The Trump administration’s mantra that “economic security is national security” has led it to call Canada a national-security threat, only to backtrack. Last week, the administration declared that the innovation that goes into building new cars and trucks is an essential part of the defense-industrial base—taking logic that past administrations have used and applying it in a radical new way. Part of the problem is that even if the U.S. and China are as deeply politically opposed as the administration claims, there’s no good model for moving forward. “I can’t think of a good case where the world’s two largest economies with a high degree of integration deliberately take steps to decouple themselves from one another in peacetime,” Douglas Irwin, an economic historian at Dartmouth University, told me in an email.

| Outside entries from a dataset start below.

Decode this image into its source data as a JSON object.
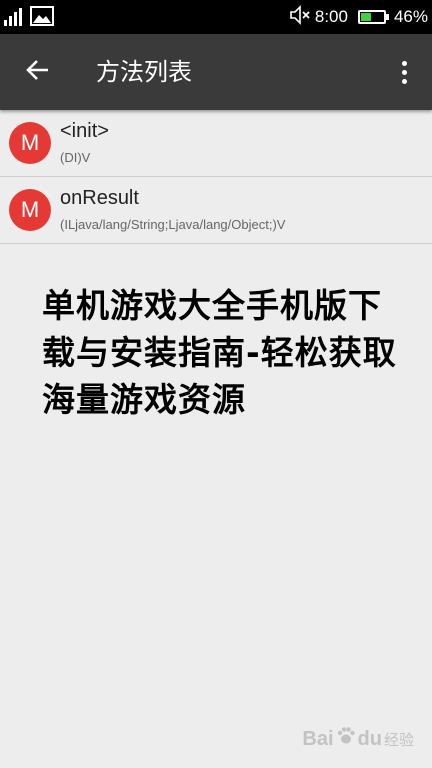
{
  "status_bar": {
    "time": "8:00",
    "battery_percent": "46%",
    "battery_level": 0.46,
    "icons": [
      "signal-icon",
      "image-notification-icon",
      "mute-icon",
      "battery-icon"
    ]
  },
  "app_bar": {
    "title": "方法列表",
    "back_icon": "back-arrow-icon",
    "menu_icon": "overflow-menu-icon"
  },
  "methods": [
    {
      "badge": "M",
      "name": "<init>",
      "signature": "(DI)V"
    },
    {
      "badge": "M",
      "name": "onResult",
      "signature": "(ILjava/lang/String;Ljava/lang/Object;)V"
    }
  ],
  "overlay": {
    "headline": "单机游戏大全手机版下载与安装指南-轻松获取海量游戏资源"
  },
  "watermark": {
    "text": "Bai",
    "suffix": "du",
    "sub": "经验"
  },
  "colors": {
    "status_bar": "#000000",
    "app_bar": "#3a3a3a",
    "badge": "#e53935",
    "background": "#ededed",
    "battery_fill": "#3fd13f"
  }
}
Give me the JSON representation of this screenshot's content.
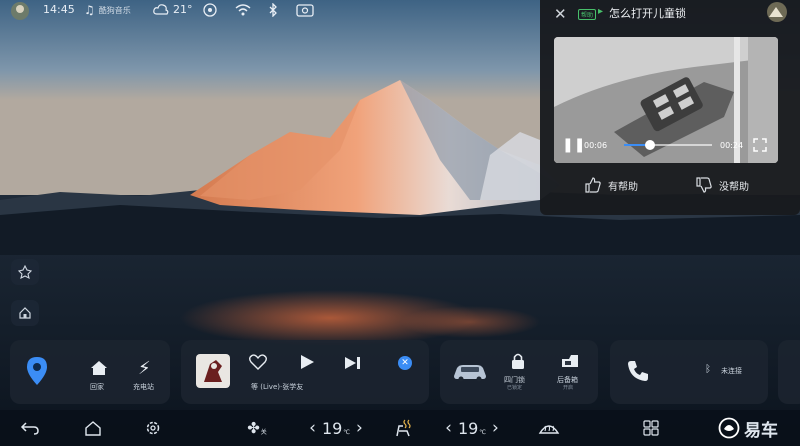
{
  "status_bar": {
    "time": "14:45",
    "music_app": "酷狗音乐",
    "temperature": "21°",
    "icons": [
      "avatar-icon",
      "music-note-icon",
      "weather-cloud-icon",
      "signal-icon",
      "wifi-icon",
      "bluetooth-icon",
      "screen-icon"
    ]
  },
  "help_popup": {
    "badge": "帮助",
    "title": "怎么打开儿童锁",
    "video": {
      "time_current": "00:06",
      "time_total": "00:24",
      "progress_fraction": 0.3
    },
    "helpful_label": "有帮助",
    "not_helpful_label": "没帮助"
  },
  "dock": {
    "nav_card": {
      "home_label": "回家",
      "charge_label": "充电站"
    },
    "music_card": {
      "song_label": "等 (Live)·张学友"
    },
    "car_card": {
      "lock_label": "四门锁",
      "lock_sub": "已锁定",
      "trunk_label": "后备箱",
      "trunk_sub": "开启"
    },
    "phone_card": {
      "bt_status": "未连接"
    }
  },
  "bottom_bar": {
    "fan_label": "关",
    "left_temp": "19",
    "left_temp_unit": "℃",
    "right_temp": "19",
    "right_temp_unit": "℃",
    "left_arrow": "‹",
    "right_arrow": "›"
  },
  "watermark": "易车",
  "colors": {
    "accent_blue": "#3b8df5",
    "card_bg": "#1c2430",
    "popup_bg": "#181a1e"
  }
}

As national-security thinking metastasizes, otherwise healthy economic organs will suffer. It’s easy to get the impression that every Western company in China is getting ripped off, but that’s not quite right, Mary Lovely, an economist at Syracuse University who has studied the tariffs’ effects on supply chains, told me. “If you look at the boring companies like Procter & Gamble, who are selling tons of dish soap, clothes soap, and diapers—no one has accused the Chinese of stealing the special beads that keep your kids’ bottoms dry in the morning.” (I emailed Procter & Gamble to confirm that claim, which otherwise appears true, but I didn’t hear back.)

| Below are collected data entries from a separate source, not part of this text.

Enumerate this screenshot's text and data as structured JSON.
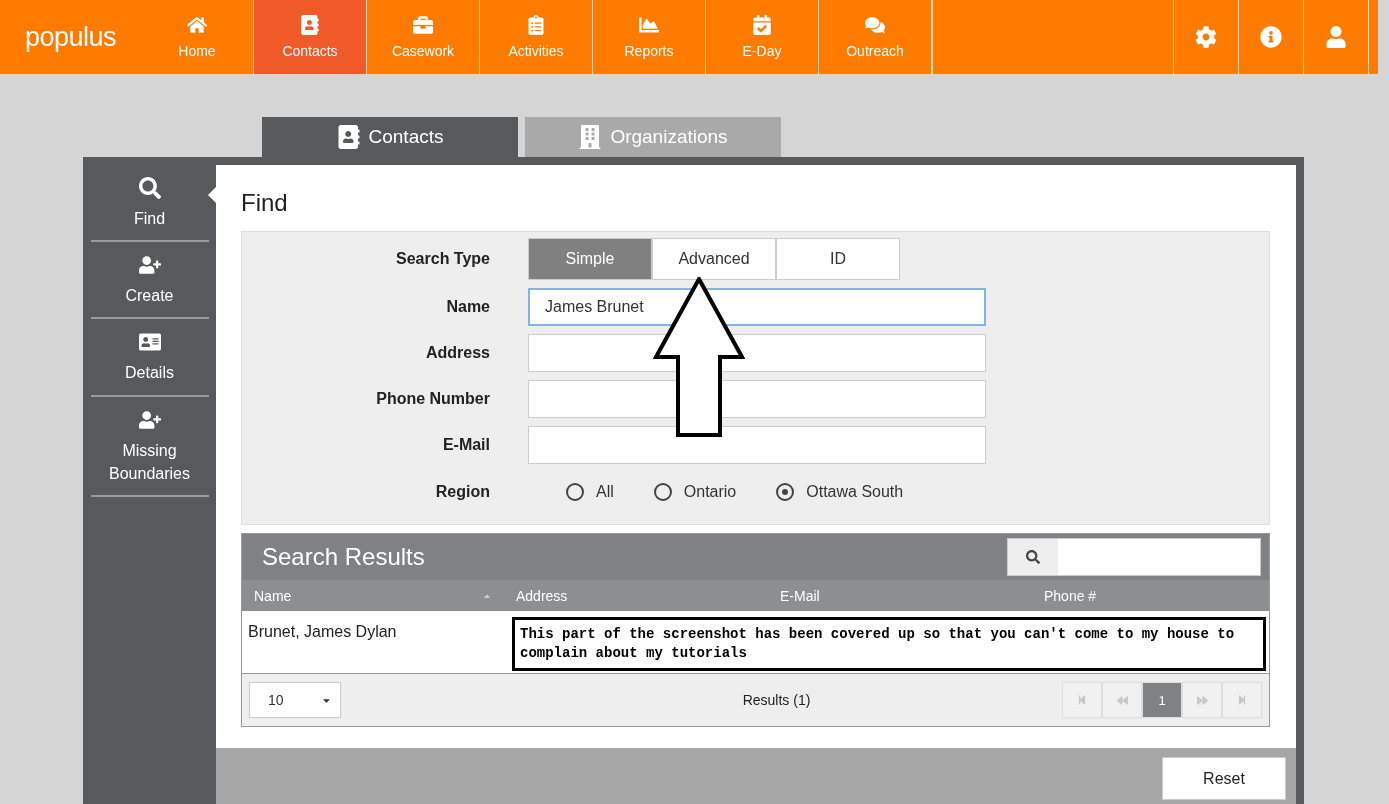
{
  "top_bar": {
    "logo": "populus",
    "nav": [
      {
        "label": "Home",
        "kind": "home",
        "selected": false
      },
      {
        "label": "Contacts",
        "kind": "contacts",
        "selected": true
      },
      {
        "label": "Casework",
        "kind": "casework",
        "selected": false
      },
      {
        "label": "Activities",
        "kind": "activities",
        "selected": false
      },
      {
        "label": "Reports",
        "kind": "reports",
        "selected": false
      },
      {
        "label": "E-Day",
        "kind": "eday",
        "selected": false
      },
      {
        "label": "Outreach",
        "kind": "outreach",
        "selected": false
      }
    ],
    "tools": [
      {
        "kind": "settings"
      },
      {
        "kind": "info"
      },
      {
        "kind": "user"
      }
    ]
  },
  "tabs": [
    {
      "label": "Contacts",
      "kind": "contacts",
      "selected": true
    },
    {
      "label": "Organizations",
      "kind": "building",
      "selected": false
    }
  ],
  "sidebar": {
    "items": [
      {
        "label": "Find",
        "kind": "search",
        "selected": true
      },
      {
        "label": "Create",
        "kind": "create",
        "selected": false
      },
      {
        "label": "Details",
        "kind": "details",
        "selected": false
      },
      {
        "label": "Missing Boundaries",
        "kind": "create",
        "selected": false
      }
    ]
  },
  "find": {
    "title": "Find",
    "search_type": {
      "label": "Search Type",
      "options": [
        {
          "label": "Simple",
          "selected": true
        },
        {
          "label": "Advanced",
          "selected": false
        },
        {
          "label": "ID",
          "selected": false
        }
      ]
    },
    "fields": [
      {
        "label": "Name",
        "value": "James Brunet",
        "focused": true
      },
      {
        "label": "Address",
        "focused": false
      },
      {
        "label": "Phone Number",
        "focused": false
      },
      {
        "label": "E-Mail",
        "focused": false
      }
    ],
    "region": {
      "label": "Region",
      "options": [
        {
          "label": "All",
          "selected": false
        },
        {
          "label": "Ontario",
          "selected": false
        },
        {
          "label": "Ottawa South",
          "selected": true
        }
      ]
    }
  },
  "results": {
    "title": "Search Results",
    "columns": [
      {
        "label": "Name",
        "sorted": true
      },
      {
        "label": "Address",
        "sorted": false
      },
      {
        "label": "E-Mail",
        "sorted": false
      },
      {
        "label": "Phone #",
        "sorted": false
      }
    ],
    "rows": [
      {
        "name": "Brunet, James Dylan"
      }
    ],
    "cover_note": "This part of the screenshot has been covered up so that you can't come to my house to complain about my tutorials",
    "page_size": "10",
    "count": "Results (1)",
    "pages": [
      {
        "label": "1",
        "selected": true
      }
    ]
  },
  "reset": "Reset"
}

The challenge with conflating economic and national-security concerns isn’t that one or the other is wrong. The difficulty is that the national-security directive is all-consuming, obscuring the profound economic asset China has become for Americans. China’s production marvels have saved consumers money, to be sure, but they’ve also changed Americans’ lives in more subtle ways. One is that products don’t fail nearly as often as they used to. “You go to Target and buy a TV for 50 bucks, and it works,” Lovely said. Companies manufacture in China because China is good at making their products cheaply. It has roads, electricity, and a healthy, educated workforce; others do too, but not on China’s scale. Those assets have allowed China to make ever more of the world’s goods—not just televisions. “Think about the life or death stuff,” Lovely said. “They’re making airport doors or wings. They’re making artificial knees. You can’t have an artificial knee that fails. The supply chain is actually certified by U.S. regulators from start to finish.”

The administration’s only move is to increase the pain until the deal that Trump’s negotiators have offered starts looking appealing to China. The point may not be to hurt Americans, but it’s the only means to achieve the ends that Trump says he wants. Sooner or later, the pain will leave a mark.